As one disenchanted screenwriter put it, “The movie business is all about power over. You may not always have to let them fuck you physically, but you always have to let them fuck with what you write or they will wreck your chances forever.”
My own experiences during the several years I was active in the movie business and in New York publishing confirmed the stories of my fellow aspirants, as well as that screenwriter’s assessment of how the movie business works. In the context of those male-dominated power-over systems, the accusations of Cosby’s accusers ring loudly and tragically true.
“There are two sides to every story, and sometimes three, four, and five.” — Bill Cosby
Many years ago when I was running the Creative Writing Department for the California State Summer School for the Arts, I led a group of 30 aspiring young writers, actors, dancers, musicians, and visual artists in a series of two-hour-long workshops. I divided the performers into mixed gender groups of six, elucidated a creative challenge, and gave the groups very little time to create, practice, and refine their creations before they performed them.

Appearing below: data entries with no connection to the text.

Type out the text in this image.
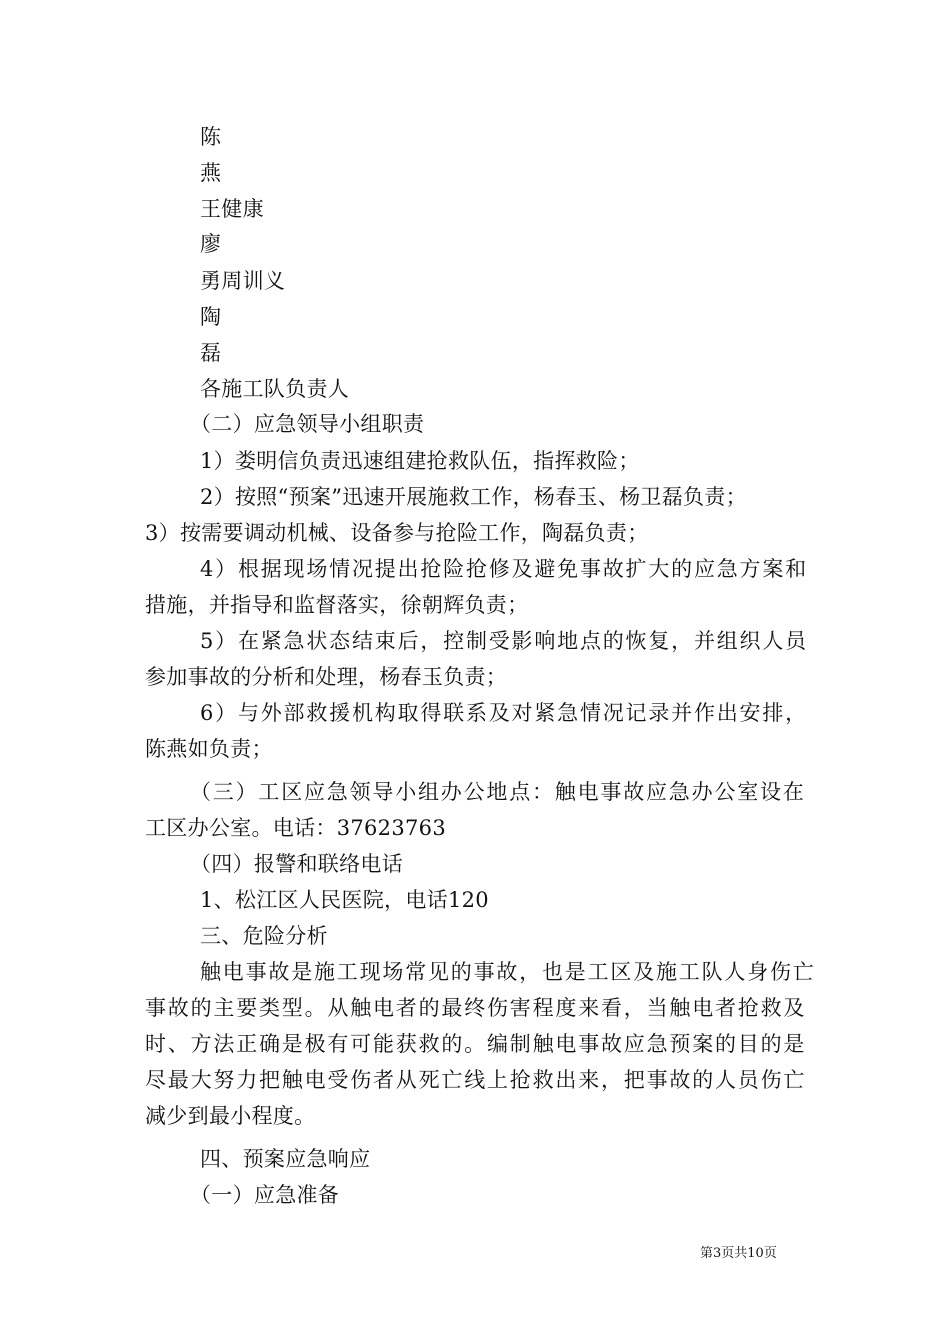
陈
燕
王健康
廖
勇周训义
陶
磊
各施工队负责人
（二）应急领导小组职责
1）娄明信负责迅速组建抢救队伍，指挥救险；
2）按照“预案”迅速开展施救工作，杨春玉、杨卫磊负责；
3）按需要调动机械、设备参与抢险工作，陶磊负责；
4）根据现场情况提出抢险抢修及避免事故扩大的应急方案和
措施，并指导和监督落实，徐朝辉负责；
5）在紧急状态结束后，控制受影响地点的恢复，并组织人员
参加事故的分析和处理，杨春玉负责；
6）与外部救援机构取得联系及对紧急情况记录并作出安排，
陈燕如负责；
（三）工区应急领导小组办公地点：触电事故应急办公室设在
工区办公室。电话：37623763
（四）报警和联络电话
1、松江区人民医院，电话120
三、危险分析
触电事故是施工现场常见的事故，也是工区及施工队人身伤亡
事故的主要类型。从触电者的最终伤害程度来看，当触电者抢救及
时、方法正确是极有可能获救的。编制触电事故应急预案的目的是
尽最大努力把触电受伤者从死亡线上抢救出来，把事故的人员伤亡
减少到最小程度。
四、预案应急响应
（一）应急准备
第3页共10页
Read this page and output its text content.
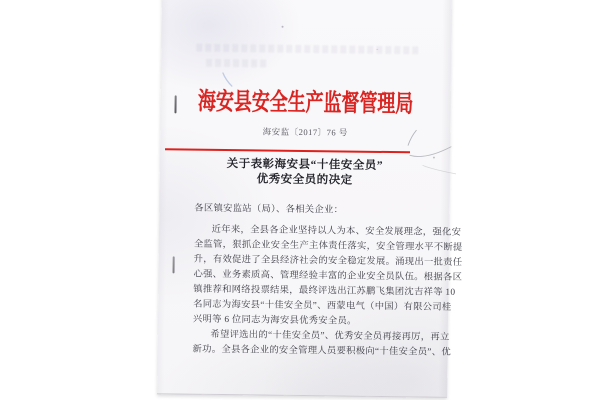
海安县安全生产监督管理局
海安监〔2017〕76 号
关于表彰海安县“十佳安全员”
优秀安全员的决定
各区镇安监站（局）、各相关企业：
近年来，全县各企业坚持以人为本、安全发展理念，强化安
全监管，狠抓企业安全生产主体责任落实，安全管理水平不断提
升，有效促进了全县经济社会的安全稳定发展。涌现出一批责任
心强、业务素质高、管理经验丰富的企业安全员队伍。根据各区
镇推荐和网络投票结果，最终评选出江苏鹏飞集团沈吉祥等 10
名同志为海安县“十佳安全员”、西蒙电气（中国）有限公司桂
兴明等 6 位同志为海安县优秀安全员。
希望评选出的“十佳安全员”、优秀安全员再接再厉，再立
新功。全县各企业的安全管理人员要积极向“十佳安全员”、优
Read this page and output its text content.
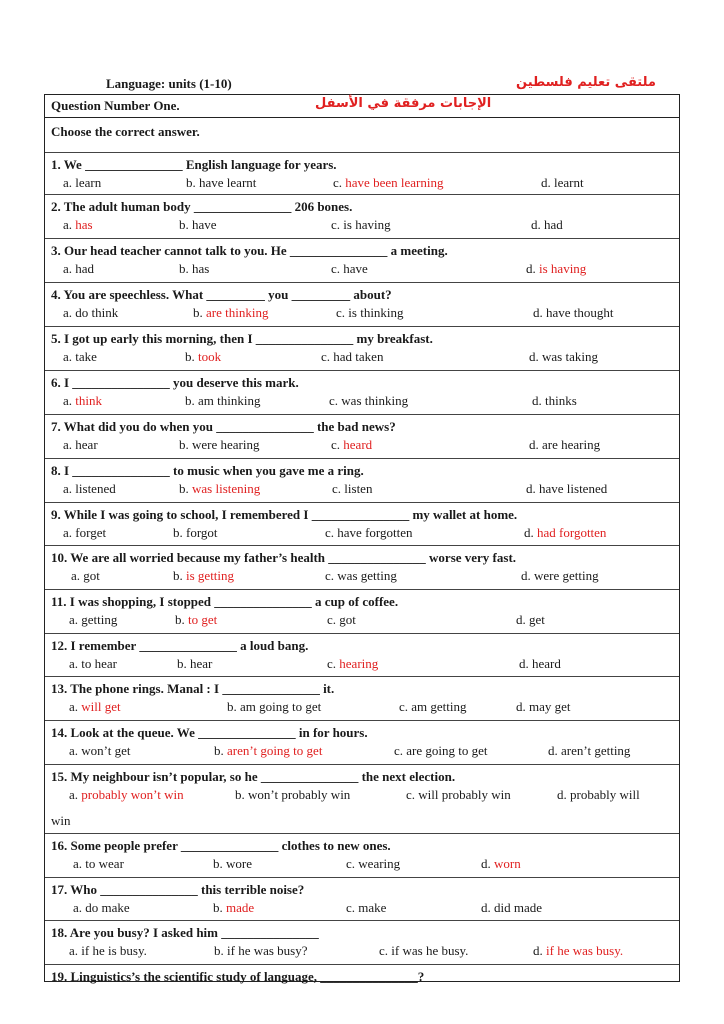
Language: units (1-10)	ملتقى تعليم فلسطين
Question Number One.	الإجابات مرفقة في الأسفل
Choose the correct answer.
1. We _______________ English language for years.
a. learn	b. have learnt	c. have been learning	d. learnt
2. The adult human body _______________ 206 bones.
a. has	b. have	c. is having	d. had
3. Our head teacher cannot talk to you. He _______________ a meeting.
a. had	b. has	c. have	d. is having
4. You are speechless. What _________ you _________ about?
a. do think	b. are thinking	c. is thinking	d. have thought
5. I got up early this morning, then I _______________ my breakfast.
a. take	b. took	c. had taken	d. was taking
6. I _______________ you deserve this mark.
a. think	b. am thinking	c. was thinking	d. thinks
7. What did you do when you _______________ the bad news?
a. hear	b. were hearing	c. heard	d. are hearing
8. I _______________ to music when you gave me a ring.
a. listened	b. was listening	c. listen	d. have listened
9. While I was going to school, I remembered I _______________ my wallet at home.
a. forget	b. forgot	c. have forgotten	d. had forgotten
10. We are all worried because my father’s health _______________ worse very fast.
a. got	b. is getting	c. was getting	d. were getting
11. I was shopping, I stopped _______________ a cup of coffee.
a. getting	b. to get	c. got	d. get
12. I remember _______________ a loud bang.
a. to hear	b. hear	c. hearing	d. heard
13. The phone rings. Manal : I _______________ it.
a. will get	b. am going to get	c. am getting	d. may get
14. Look at the queue. We _______________ in for hours.
a. won’t get	b. aren’t going to get	c. are going to get	d. aren’t getting
15. My neighbour isn’t popular, so he _______________ the next election.
a. probably won’t win	b. won’t probably win	c. will probably win	d. probably will
win
16. Some people prefer _______________ clothes to new ones.
a. to wear	b. wore	c. wearing	d. worn
17. Who _______________ this terrible noise?
a. do make	b. made	c. make	d. did made
18. Are you busy? I asked him _______________
a. if he is busy.	b. if he was busy?	c. if was he busy.	d. if he was busy.
19. Linguistics’s the scientific study of language, _______________?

For instance, I gave the groups 15 minutes to create dramatic scenes revolving around mysteries, the scenes climaxing in songs and ending with the groups forming tableaus that resolved the mysteries. I expected rough stuff at best, and was stunned when each group performed a compelling scene with sophisticated dialogue leading seamlessly into a catchy song with clever lyrics that carried the narrative to a revelatory climax ending in an ingenious tableau.

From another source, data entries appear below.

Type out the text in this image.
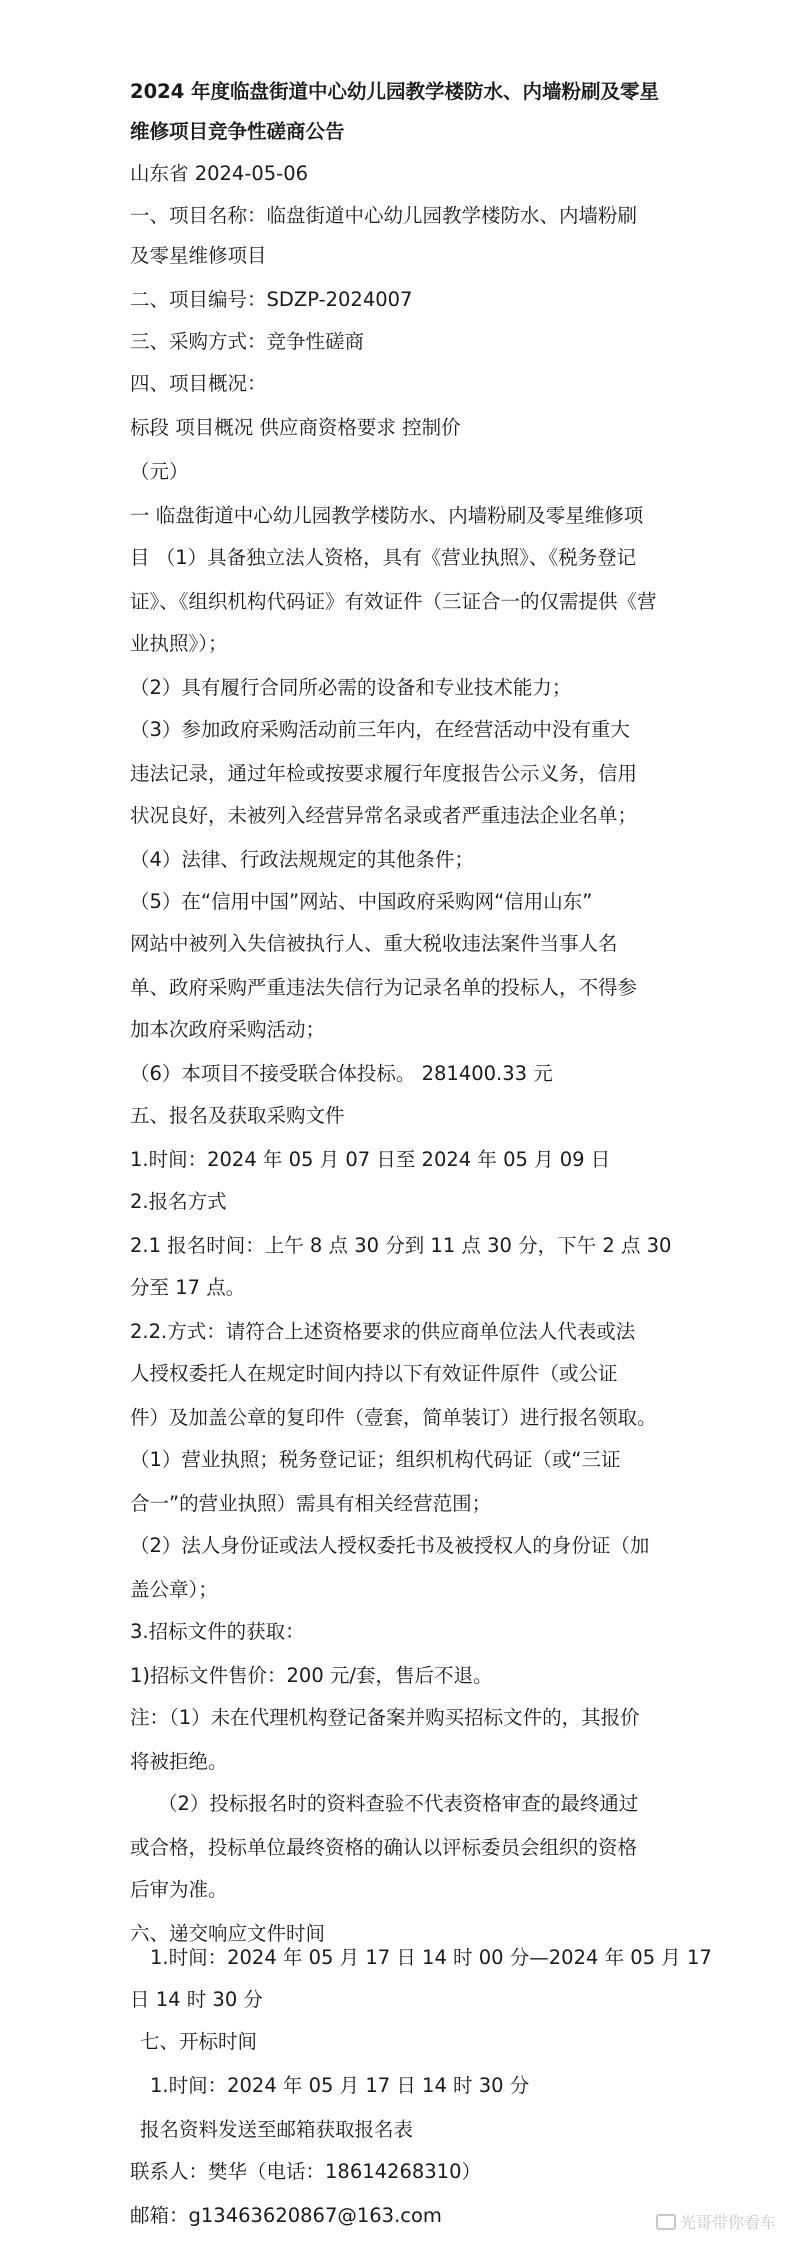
2024 年度临盘街道中心幼儿园教学楼防水、内墙粉刷及零星
维修项目竞争性磋商公告
山东省 2024-05-06
一、项目名称：临盘街道中心幼儿园教学楼防水、内墙粉刷
及零星维修项目
二、项目编号：SDZP-2024007
三、采购方式：竞争性磋商
四、项目概况：
标段 项目概况 供应商资格要求 控制价
（元）
一 临盘街道中心幼儿园教学楼防水、内墙粉刷及零星维修项
目 （1）具备独立法人资格，具有《营业执照》、《税务登记
证》、《组织机构代码证》有效证件（三证合一的仅需提供《营
业执照》）；
（2）具有履行合同所必需的设备和专业技术能力；
（3）参加政府采购活动前三年内，在经营活动中没有重大
违法记录，通过年检或按要求履行年度报告公示义务，信用
状况良好，未被列入经营异常名录或者严重违法企业名单；
（4）法律、行政法规规定的其他条件；
（5）在“信用中国”网站、中国政府采购网“信用山东”
网站中被列入失信被执行人、重大税收违法案件当事人名
单、政府采购严重违法失信行为记录名单的投标人，不得参
加本次政府采购活动；
（6）本项目不接受联合体投标。 281400.33 元
五、报名及获取采购文件
1.时间：2024 年 05 月 07 日至 2024 年 05 月 09 日
2.报名方式
2.1 报名时间：上午 8 点 30 分到 11 点 30 分，下午 2 点 30
分至 17 点。
2.2.方式：请符合上述资格要求的供应商单位法人代表或法
人授权委托人在规定时间内持以下有效证件原件（或公证
件）及加盖公章的复印件（壹套，简单装订）进行报名领取。
（1）营业执照；税务登记证；组织机构代码证（或“三证
合一”的营业执照）需具有相关经营范围；
（2）法人身份证或法人授权委托书及被授权人的身份证（加
盖公章）；
3.招标文件的获取：
1)招标文件售价：200 元/套，售后不退。
注：（1）未在代理机构登记备案并购买招标文件的，其报价
将被拒绝。
（2）投标报名时的资料查验不代表资格审查的最终通过
或合格，投标单位最终资格的确认以评标委员会组织的资格
后审为准。
六、递交响应文件时间
1.时间：2024 年 05 月 17 日 14 时 00 分—2024 年 05 月 17
日 14 时 30 分
七、开标时间
1.时间：2024 年 05 月 17 日 14 时 30 分
报名资料发送至邮箱获取报名表
联系人：樊华（电话：18614268310）
邮箱：g13463620867@163.com	光哥带你看车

Had I not watched these groups swiftly and cooperatively create, rehearse, modify, rehearse, and then perform these scenes and songs and tableaus, I would never have believed that works so polished and complex and beautifully synchronized could have come about in so short a time. Yet these groups of inspired women and men created brilliant scenes and songs and dances with astonishing ease, over and over.

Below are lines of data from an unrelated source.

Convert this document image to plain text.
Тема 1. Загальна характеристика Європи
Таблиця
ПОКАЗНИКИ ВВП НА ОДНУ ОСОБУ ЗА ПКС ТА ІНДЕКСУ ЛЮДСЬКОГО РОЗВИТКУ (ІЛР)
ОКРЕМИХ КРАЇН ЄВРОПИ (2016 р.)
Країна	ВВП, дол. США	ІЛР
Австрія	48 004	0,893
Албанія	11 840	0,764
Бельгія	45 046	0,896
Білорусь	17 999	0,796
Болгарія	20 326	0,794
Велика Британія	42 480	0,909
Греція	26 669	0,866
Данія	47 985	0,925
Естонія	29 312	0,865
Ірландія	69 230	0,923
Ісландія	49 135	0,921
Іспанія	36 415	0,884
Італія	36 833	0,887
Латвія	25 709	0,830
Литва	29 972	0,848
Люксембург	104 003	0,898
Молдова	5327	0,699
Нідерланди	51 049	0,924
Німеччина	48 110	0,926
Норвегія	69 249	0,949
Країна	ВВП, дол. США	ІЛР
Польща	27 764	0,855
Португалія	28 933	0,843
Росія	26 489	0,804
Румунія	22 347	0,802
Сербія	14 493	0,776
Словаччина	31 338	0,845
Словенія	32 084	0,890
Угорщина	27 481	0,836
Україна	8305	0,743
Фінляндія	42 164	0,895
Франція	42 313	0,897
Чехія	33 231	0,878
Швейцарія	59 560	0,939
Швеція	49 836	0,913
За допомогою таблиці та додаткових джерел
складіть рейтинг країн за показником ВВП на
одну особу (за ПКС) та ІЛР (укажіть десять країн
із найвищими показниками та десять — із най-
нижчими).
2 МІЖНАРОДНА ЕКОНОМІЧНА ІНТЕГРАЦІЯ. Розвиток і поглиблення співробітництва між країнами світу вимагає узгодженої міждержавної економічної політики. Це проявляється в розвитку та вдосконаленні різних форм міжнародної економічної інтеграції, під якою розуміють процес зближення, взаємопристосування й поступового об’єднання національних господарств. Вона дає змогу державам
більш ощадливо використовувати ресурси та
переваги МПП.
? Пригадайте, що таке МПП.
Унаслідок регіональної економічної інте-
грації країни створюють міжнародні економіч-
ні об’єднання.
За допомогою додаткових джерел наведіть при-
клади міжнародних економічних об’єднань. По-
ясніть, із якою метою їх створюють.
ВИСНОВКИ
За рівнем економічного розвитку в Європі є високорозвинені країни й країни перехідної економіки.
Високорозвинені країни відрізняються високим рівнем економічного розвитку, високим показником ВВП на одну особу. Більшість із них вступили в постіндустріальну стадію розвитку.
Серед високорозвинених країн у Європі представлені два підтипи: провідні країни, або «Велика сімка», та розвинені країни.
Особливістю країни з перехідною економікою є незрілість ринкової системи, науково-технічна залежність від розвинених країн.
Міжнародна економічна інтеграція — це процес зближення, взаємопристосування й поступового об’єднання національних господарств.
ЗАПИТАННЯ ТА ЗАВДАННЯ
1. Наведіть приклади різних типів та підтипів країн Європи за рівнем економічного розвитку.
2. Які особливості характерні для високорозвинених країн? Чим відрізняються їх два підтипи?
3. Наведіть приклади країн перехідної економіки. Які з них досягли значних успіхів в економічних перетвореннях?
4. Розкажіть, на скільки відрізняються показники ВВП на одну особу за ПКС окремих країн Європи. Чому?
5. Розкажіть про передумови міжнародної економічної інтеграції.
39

For the final creative challenge, I divided the 30 artists into three groups of ten and gave them a half-hour to create clans. Each clan would have a name, a purpose, a creation myth, a history, a code of ethics, a motto, a clan song, a clan dance, and clan gestures, with these clan attributes to be revealed in some sort of artful performance. The results were nothing short of miraculous and proved to me that in the absence of an ossified hierarchy, creative genius flourishes.